Alongside this, Viking is also advancing an oral tablet formulation of VK2735 in a Phase 2 VENTURE-Oral Dosing study. Beyond VK2735, Viking is also advancing its broader metabolic pipeline, which includes a dual amylin and calcitonin receptor agonist program, with hopes to file an IND in the first quarter of 2026.

Financially, Viking remains steady for now, ending its third quarter with $715 million in cash, cash equivalents, and short-term investments.  Management expects that this strong cash balance will be sufficient to carry VK2735 through Phase 3 development and support future pipeline developments. 

Viking does not yet have any approved products on the market. Like Celldex, its stock performance is dependent on the outcome of ongoing clinical trials and eventual regulatory approval. The markets Viking is targeting — obesity, metabolic disease, and liver problems — are massive and quickly expanding, with obesity and related conditions projected to create enormous demand for effective therapies. This is perhaps why analysts are so optimistic about VKTX stock's long-term prospects.

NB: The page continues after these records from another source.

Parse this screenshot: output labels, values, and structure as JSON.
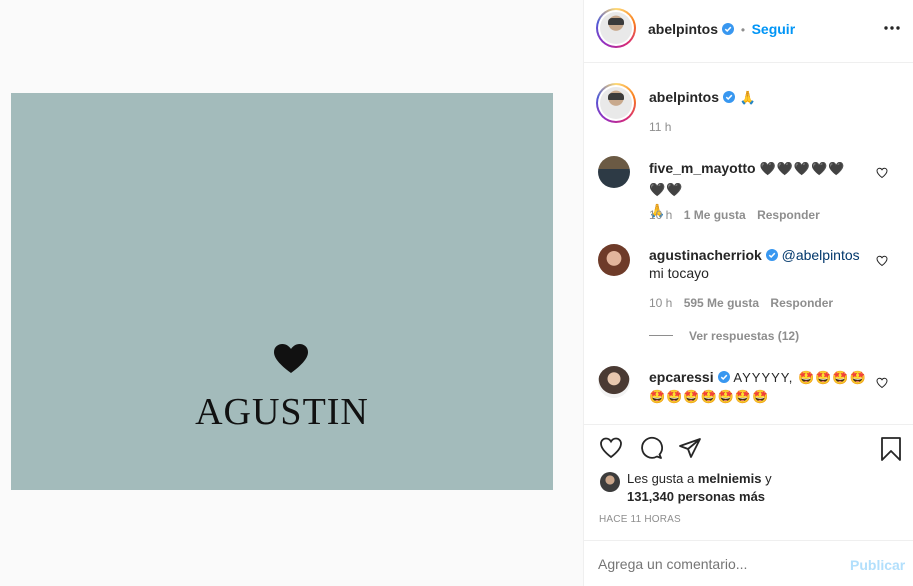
{
  "header": {
    "username": "abelpintos",
    "separator": "•",
    "follow_label": "Seguir",
    "more_icon": "more-horizontal-icon"
  },
  "caption": {
    "username": "abelpintos",
    "emoji": "🙏",
    "time": "11 h"
  },
  "post_image": {
    "word": "AGUSTIN",
    "background_color": "#a3bbbb"
  },
  "comments": [
    {
      "username": "five_m_mayotto",
      "text_line1": "🖤🖤🖤🖤🖤🖤🖤",
      "text_line2": "🙏",
      "time": "10 h",
      "likes": "1 Me gusta",
      "reply": "Responder"
    },
    {
      "username": "agustinacherriok",
      "mention": "@abelpintos",
      "text_line2": "mi tocayo",
      "time": "10 h",
      "likes": "595 Me gusta",
      "reply": "Responder",
      "view_replies": "Ver respuestas (12)"
    },
    {
      "username": "epcaressi",
      "text_line1": "AYYYYY, 🤩🤩🤩🤩",
      "text_line2": "🤩🤩🤩🤩🤩🤩🤩"
    }
  ],
  "likes_summary": {
    "prefix": "Les gusta a",
    "user": "melniemis",
    "conj": "y",
    "count_text": "131,340 personas más"
  },
  "timestamp": "HACE 11 HORAS",
  "add_comment": {
    "placeholder": "Agrega un comentario...",
    "publish_label": "Publicar"
  },
  "colors": {
    "accent": "#0095f6",
    "verified": "#3897f0",
    "muted": "#8e8e8e"
  }
}
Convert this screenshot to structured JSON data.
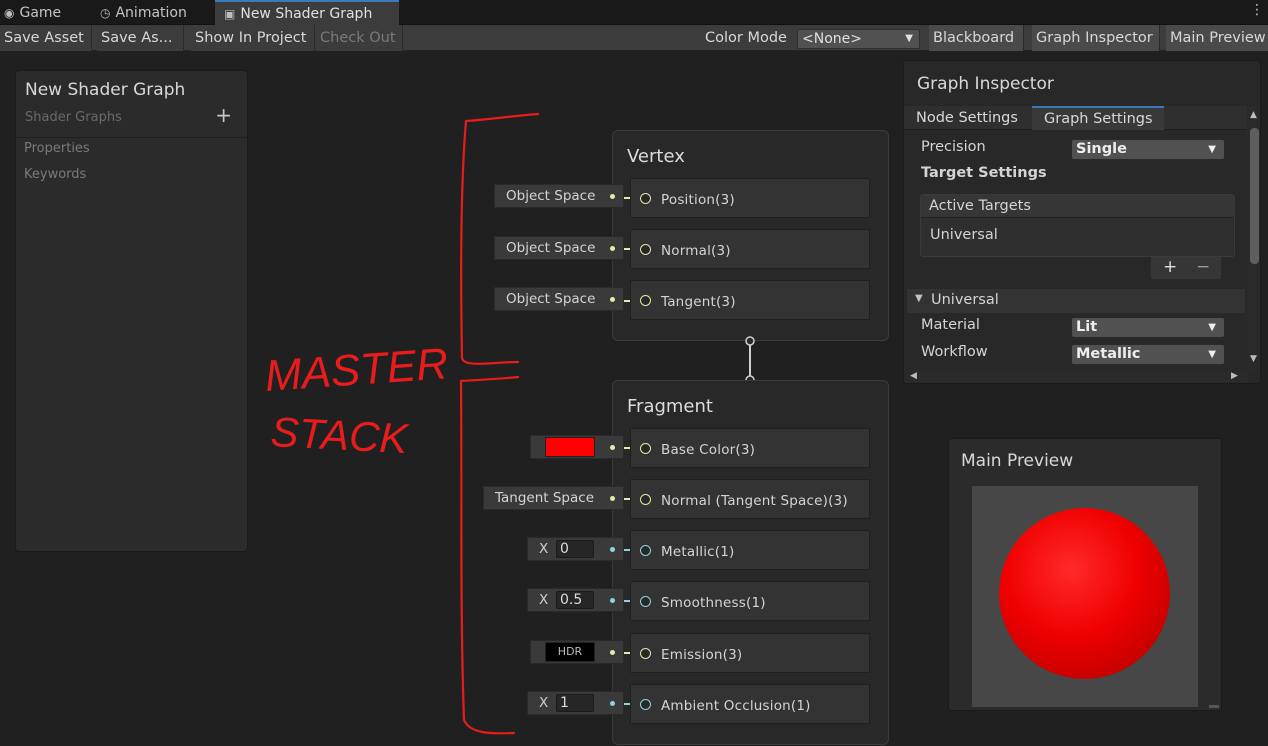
{
  "tabs": [
    {
      "label": "Game",
      "icon": "gamepad-icon"
    },
    {
      "label": "Animation",
      "icon": "clock-icon"
    },
    {
      "label": "New Shader Graph",
      "icon": "shader-graph-icon",
      "active": true
    }
  ],
  "toolbar": {
    "save_asset": "Save Asset",
    "save_as": "Save As...",
    "show_in_project": "Show In Project",
    "check_out": "Check Out",
    "color_mode_label": "Color Mode",
    "color_mode_value": "<None>",
    "blackboard": "Blackboard",
    "graph_inspector": "Graph Inspector",
    "main_preview": "Main Preview"
  },
  "blackboard": {
    "title": "New Shader Graph",
    "subtitle": "Shader Graphs",
    "add": "+",
    "sections": [
      "Properties",
      "Keywords"
    ]
  },
  "annotation": {
    "line1": "MASTER",
    "line2": "STACK",
    "color": "#e81c1c"
  },
  "vertex": {
    "title": "Vertex",
    "ports": [
      {
        "label": "Position(3)",
        "input": "Object Space"
      },
      {
        "label": "Normal(3)",
        "input": "Object Space"
      },
      {
        "label": "Tangent(3)",
        "input": "Object Space"
      }
    ]
  },
  "fragment": {
    "title": "Fragment",
    "ports": [
      {
        "label": "Base Color(3)",
        "input_color": "#ff0000"
      },
      {
        "label": "Normal (Tangent Space)(3)",
        "input": "Tangent Space"
      },
      {
        "label": "Metallic(1)",
        "x_label": "X",
        "x_value": "0"
      },
      {
        "label": "Smoothness(1)",
        "x_label": "X",
        "x_value": "0.5"
      },
      {
        "label": "Emission(3)",
        "input": "HDR"
      },
      {
        "label": "Ambient Occlusion(1)",
        "x_label": "X",
        "x_value": "1"
      }
    ]
  },
  "inspector": {
    "title": "Graph Inspector",
    "tabs": [
      "Node Settings",
      "Graph Settings"
    ],
    "precision_label": "Precision",
    "precision_value": "Single",
    "target_settings": "Target Settings",
    "active_targets": "Active Targets",
    "target_item": "Universal",
    "add": "+",
    "remove": "−",
    "universal_section": "Universal",
    "material_label": "Material",
    "material_value": "Lit",
    "workflow_label": "Workflow",
    "workflow_value": "Metallic"
  },
  "preview": {
    "title": "Main Preview",
    "sphere_color": "#ff0000"
  },
  "colors": {
    "accent": "#3a79bb",
    "wire_vector": "#e8e8a8",
    "wire_float": "#8ad5e0"
  }
}
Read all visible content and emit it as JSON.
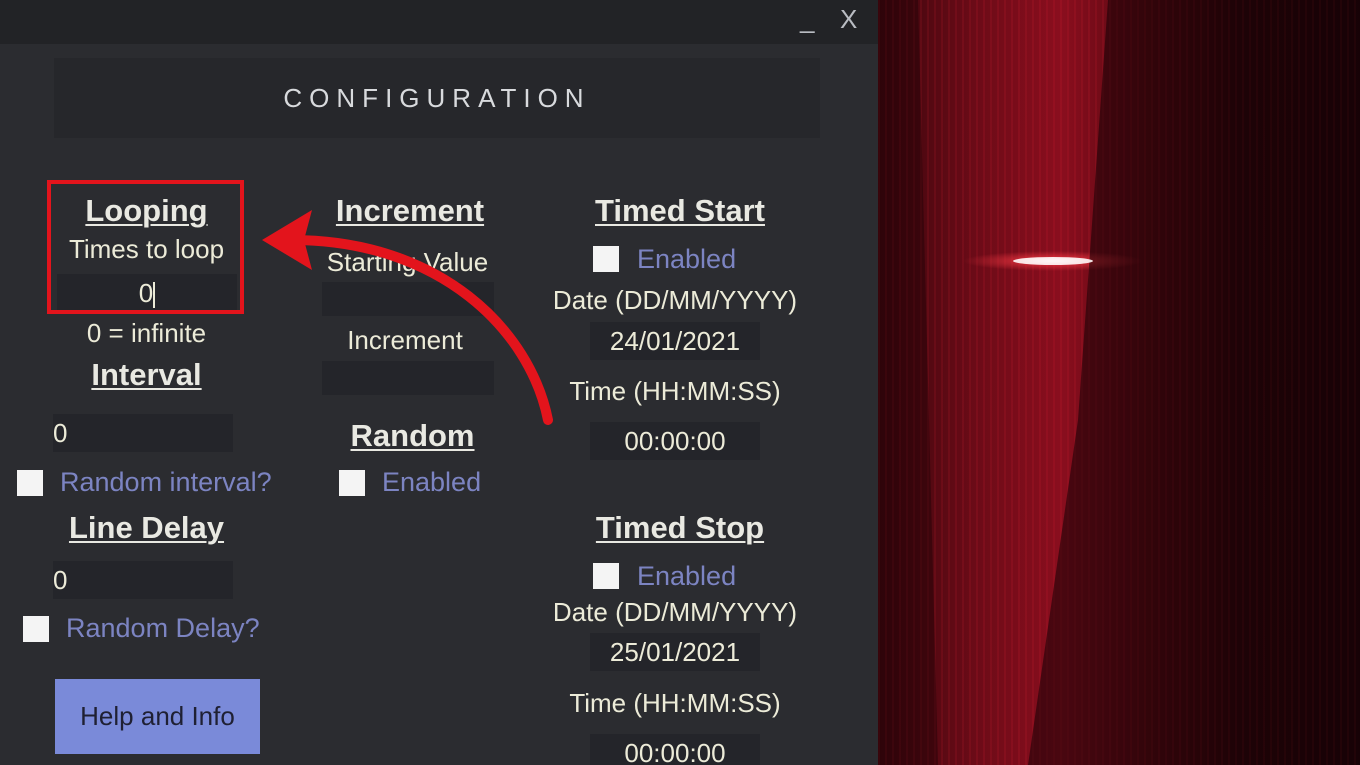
{
  "window": {
    "minimize_label": "_",
    "close_label": "X",
    "header_title": "CONFIGURATION"
  },
  "looping": {
    "heading": "Looping",
    "times_label": "Times to loop",
    "times_value": "0",
    "infinite_note": "0 = infinite"
  },
  "interval": {
    "heading": "Interval",
    "value": "0",
    "random_label": "Random interval?"
  },
  "line_delay": {
    "heading": "Line Delay",
    "value": "0",
    "random_label": "Random Delay?"
  },
  "increment": {
    "heading": "Increment",
    "starting_label": "Starting Value",
    "starting_value": "",
    "increment_label": "Increment",
    "increment_value": ""
  },
  "random": {
    "heading": "Random",
    "enabled_label": "Enabled"
  },
  "timed_start": {
    "heading": "Timed Start",
    "enabled_label": "Enabled",
    "date_label": "Date (DD/MM/YYYY)",
    "date_value": "24/01/2021",
    "time_label": "Time (HH:MM:SS)",
    "time_value": "00:00:00"
  },
  "timed_stop": {
    "heading": "Timed Stop",
    "enabled_label": "Enabled",
    "date_label": "Date (DD/MM/YYYY)",
    "date_value": "25/01/2021",
    "time_label": "Time (HH:MM:SS)",
    "time_value": "00:00:00"
  },
  "help_button_label": "Help and Info",
  "colors": {
    "panel_bg": "#2b2c30",
    "field_bg": "#24252a",
    "checkbox_label": "#7c84c2",
    "help_button": "#7a8ad9",
    "annotation_red": "#e3141c"
  }
}
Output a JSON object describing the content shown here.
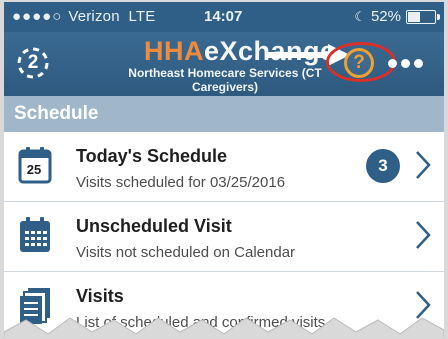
{
  "status_bar": {
    "carrier_dots": "●●●●○",
    "carrier": "Verizon",
    "network": "LTE",
    "time": "14:07",
    "battery_percent": "52%",
    "battery_level": 0.52
  },
  "header": {
    "account_count": "2",
    "logo_part1": "HHA",
    "logo_part2": "eXchange",
    "agency_name": "Northeast Homecare Services (CT Caregivers)",
    "help_symbol": "?"
  },
  "section": {
    "title": "Schedule"
  },
  "items": [
    {
      "title": "Today's Schedule",
      "subtitle": "Visits scheduled for 03/25/2016",
      "icon": "calendar-today-icon",
      "icon_day": "25",
      "badge": "3"
    },
    {
      "title": "Unscheduled Visit",
      "subtitle": "Visits not scheduled on Calendar",
      "icon": "calendar-grid-icon"
    },
    {
      "title": "Visits",
      "subtitle": "List of scheduled and confirmed visits",
      "icon": "visits-list-icon"
    }
  ],
  "colors": {
    "header_bg": "#2f5f86",
    "logo_orange": "#f08a3c",
    "help_orange": "#f0a030",
    "annotation_red": "#d9302a",
    "section_bar": "#9fb7c9"
  }
}
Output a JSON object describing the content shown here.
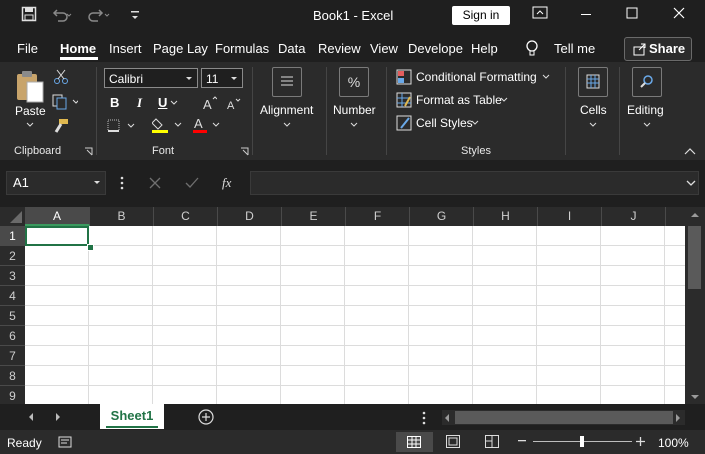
{
  "window": {
    "title": "Book1  -  Excel",
    "sign_in": "Sign in"
  },
  "quick_access": {
    "undo_icon": "undo-icon",
    "redo_icon": "redo-icon"
  },
  "menu": {
    "tabs": [
      "File",
      "Home",
      "Insert",
      "Page Lay",
      "Formulas",
      "Data",
      "Review",
      "View",
      "Develope",
      "Help"
    ],
    "active_tab": "Home",
    "tell_me": "Tell me",
    "share": "Share"
  },
  "ribbon": {
    "clipboard": {
      "paste": "Paste",
      "label": "Clipboard"
    },
    "font": {
      "name": "Calibri",
      "size": "11",
      "bold": "B",
      "italic": "I",
      "underline": "U",
      "label": "Font",
      "highlight_color": "#ffff00",
      "font_color": "#ff0000"
    },
    "alignment": {
      "label": "Alignment"
    },
    "number": {
      "label": "Number",
      "icon_text": "%"
    },
    "styles": {
      "conditional": "Conditional Formatting",
      "format_table": "Format as Table",
      "cell_styles": "Cell Styles",
      "label": "Styles"
    },
    "cells": {
      "label": "Cells"
    },
    "editing": {
      "label": "Editing"
    }
  },
  "formula_bar": {
    "name_box": "A1",
    "fx": "fx",
    "value": ""
  },
  "grid": {
    "columns": [
      "A",
      "B",
      "C",
      "D",
      "E",
      "F",
      "G",
      "H",
      "I",
      "J"
    ],
    "rows": [
      "1",
      "2",
      "3",
      "4",
      "5",
      "6",
      "7",
      "8",
      "9"
    ],
    "active_cell": "A1"
  },
  "sheets": {
    "tabs": [
      "Sheet1"
    ],
    "active": "Sheet1"
  },
  "status": {
    "ready": "Ready",
    "zoom": "100%"
  },
  "colors": {
    "accent": "#217346",
    "background": "#1f1f1f",
    "ribbon": "#2b2b2b"
  }
}
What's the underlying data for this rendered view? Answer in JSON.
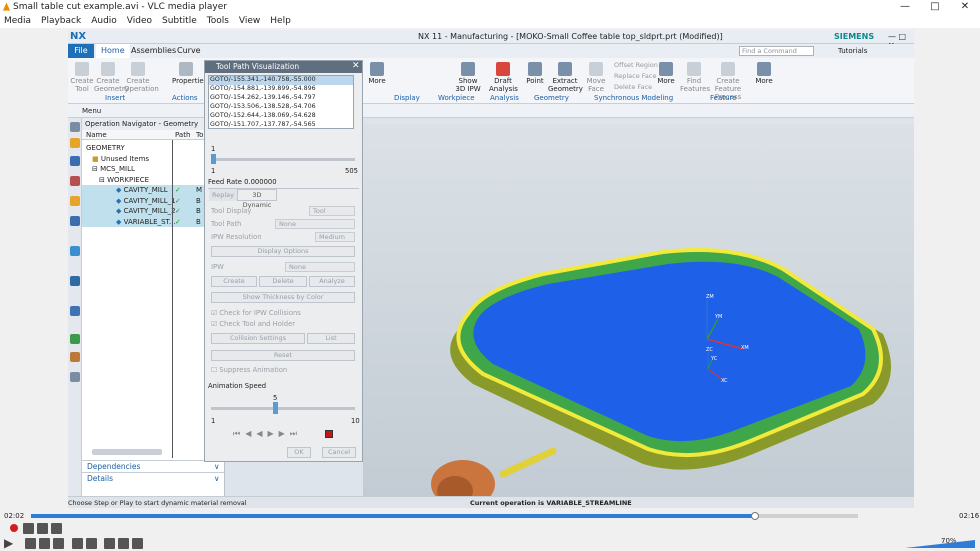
{
  "vlc": {
    "title": "Small table cut example.avi - VLC media player",
    "menu": [
      "Media",
      "Playback",
      "Audio",
      "Video",
      "Subtitle",
      "Tools",
      "View",
      "Help"
    ],
    "time_current": "02:02",
    "time_total": "02:16",
    "volume": "70%",
    "progress": 0.876
  },
  "nx": {
    "logo": "NX",
    "title": "NX 11 - Manufacturing - [MOKO-Small Coffee table top_sldprt.prt (Modified)]",
    "brand": "SIEMENS",
    "search_placeholder": "Find a Command",
    "tutorials": "Tutorials",
    "tabs": [
      "File",
      "Home",
      "Assemblies",
      "Curve"
    ],
    "ribbon": {
      "create_tool": "Create Tool",
      "create_geometry": "Create Geometry",
      "create_operation": "Create Operation",
      "properties": "Properties",
      "insert": "Insert",
      "actions": "Actions",
      "more": "More",
      "display": "Display",
      "show_3d_ipw": "Show 3D IPW",
      "workpiece": "Workpiece",
      "draft_analysis": "Draft Analysis",
      "analysis": "Analysis",
      "point": "Point",
      "extract_geometry": "Extract Geometry",
      "geometry": "Geometry",
      "move_face": "Move Face",
      "offset_region": "Offset Region",
      "replace_face": "Replace Face",
      "delete_face": "Delete Face",
      "sync_modeling": "Synchronous Modeling",
      "find_features": "Find Features",
      "create_feature_process": "Create Feature Process",
      "feature": "Feature",
      "menu": "Menu"
    },
    "nav": {
      "title": "Operation Navigator - Geometry",
      "col_name": "Name",
      "col_path": "Path",
      "col_tool": "To",
      "rows": [
        {
          "name": "GEOMETRY",
          "tool": ""
        },
        {
          "name": "Unused Items",
          "tool": ""
        },
        {
          "name": "MCS_MILL",
          "tool": ""
        },
        {
          "name": "WORKPIECE",
          "tool": ""
        },
        {
          "name": "CAVITY_MILL",
          "tool": "M"
        },
        {
          "name": "CAVITY_MILL_1",
          "tool": "B"
        },
        {
          "name": "CAVITY_MILL_2",
          "tool": "B"
        },
        {
          "name": "VARIABLE_ST...",
          "tool": "B"
        }
      ],
      "dependencies": "Dependencies",
      "details": "Details"
    },
    "status_left": "Choose Step or Play to start dynamic material removal",
    "status_center": "Current operation is VARIABLE_STREAMLINE"
  },
  "dialog": {
    "title": "Tool Path Visualization",
    "goto": [
      "GOTO/-155.341,-140.758,-55.000",
      "GOTO/-154.881,-139.899,-54.896",
      "GOTO/-154.262,-139.146,-54.797",
      "GOTO/-153.506,-138.528,-54.706",
      "GOTO/-152.644,-138.069,-54.628",
      "GOTO/-151.707,-137.787,-54.565"
    ],
    "slider_min": "1",
    "slider_max": "505",
    "slider_value": "1",
    "feed_rate": "Feed Rate 0.000000",
    "tab_replay": "Replay",
    "tab_3d": "3D Dynamic",
    "tool_display": "Tool Display",
    "tool_display_val": "Tool",
    "tool_path": "Tool Path",
    "tool_path_val": "None",
    "ipw_resolution": "IPW Resolution",
    "ipw_resolution_val": "Medium",
    "display_options": "Display Options",
    "ipw": "IPW",
    "ipw_val": "None",
    "create": "Create",
    "delete": "Delete",
    "analyze": "Analyze",
    "show_thickness": "Show Thickness by Color",
    "check_ipw": "Check for IPW Collisions",
    "check_tool": "Check Tool and Holder",
    "collision_settings": "Collision Settings",
    "list": "List",
    "reset": "Reset",
    "suppress": "Suppress Animation",
    "anim_speed": "Animation Speed",
    "speed_value": "5",
    "speed_min": "1",
    "speed_max": "10",
    "ok": "OK",
    "cancel": "Cancel"
  },
  "axes": {
    "zm": "ZM",
    "ym": "YM",
    "xm": "XM",
    "zc": "ZC",
    "yc": "YC",
    "xc": "XC"
  }
}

What Does Wall Street Say About VKTX Stock?

On Wall Street, overall, VKTX stock is a consensus “Strong Buy.” Out of the 18 analysts covering the stock, 16 rate it a “Strong Buy,” one rates it a “Hold,” and one says it is a “Strong Sell.” The stock is down 10% so far this year. Nonetheless, the average target price of $93.06 suggests an upside potential of 196% above current levels. The high price estimate of $125 implies 297% potential upside over the next 12 months.